Lalu, yang lebih fantastis termasuk klaim penutur bahasa Jepang yang dikenal memancarkan lebih sedikit tetesan yang sarat virus ketika berbicara, dibandingkan dengan bahasa lain.
Para ahli yang dikutip Bloomberg News juga membeberkan segudang faktor yang berkontribusi pada hasil tersebut.
Namun, di dalamnya tidak terpetakan paket kebijakan tunggal di Jepang yang dapat direplikasi di negara lain.
Di sisi lain, respons awal warga terhadap peningkatan infeksi menjadi sangat penting.
Ketika pemerintah pusat dikritik karena langkah-langkah kebijakannya yang dinilai lambat, para ahli memuji peran pelacak kontak di Jepang.

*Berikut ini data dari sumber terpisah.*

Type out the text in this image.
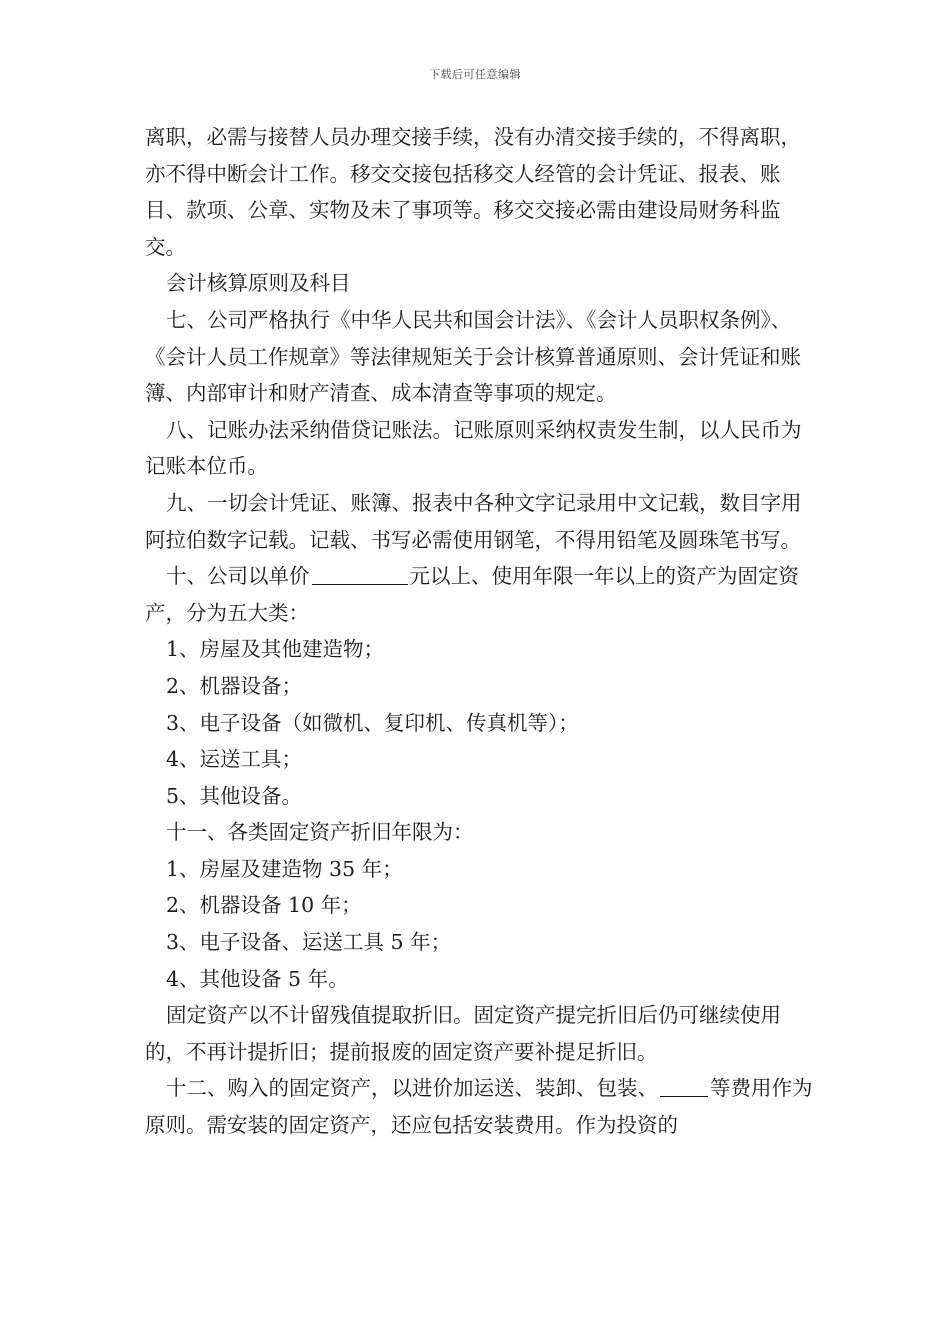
下载后可任意编辑

离职，必需与接替人员办理交接手续，没有办清交接手续的，不得离职，亦不得中断会计工作。移交交接包括移交人经管的会计凭证、报表、账目、款项、公章、实物及未了事项等。移交交接必需由建设局财务科监交。

会计核算原则及科目

七、公司严格执行《中华人民共和国会计法》、《会计人员职权条例》、《会计人员工作规章》等法律规矩关于会计核算普通原则、会计凭证和账簿、内部审计和财产清查、成本清查等事项的规定。

八、记账办法采纳借贷记账法。记账原则采纳权责发生制，以人民币为记账本位币。

九、一切会计凭证、账簿、报表中各种文字记录用中文记载，数目字用阿拉伯数字记载。记载、书写必需使用钢笔，不得用铅笔及圆珠笔书写。

十、公司以单价	元以上、使用年限一年以上的资产为固定资产，分为五大类：

1、房屋及其他建造物；

2、机器设备；

3、电子设备（如微机、复印机、传真机等）；

4、运送工具；

5、其他设备。

十一、各类固定资产折旧年限为：

1、房屋及建造物 35 年；

2、机器设备 10 年；

3、电子设备、运送工具 5 年；

4、其他设备 5 年。

固定资产以不计留残值提取折旧。固定资产提完折旧后仍可继续使用的，不再计提折旧；提前报废的固定资产要补提足折旧。

十二、购入的固定资产，以进价加运送、装卸、包装、	等费用作为原则。需安装的固定资产，还应包括安装费用。作为投资的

Fitur itu sudah berjalan setelah infeksi pertama ditemukan pada Januari.
Respons cepat semacam ini memang menjadi satu keunggulan inbuilt Jepang yakni lewat keberadaan pusat kesehatan publiknya.
Pusat kesehatan publik memiliki puluhan ribu tenaga paramedis yang sudah terlatih dalam menyusuri jejak infeksi di tahun 2018.
Pada masa-masa normal, para perawat tersebut terbiasa melacak infeksi yang lebih umum seperti influenza dan TBC.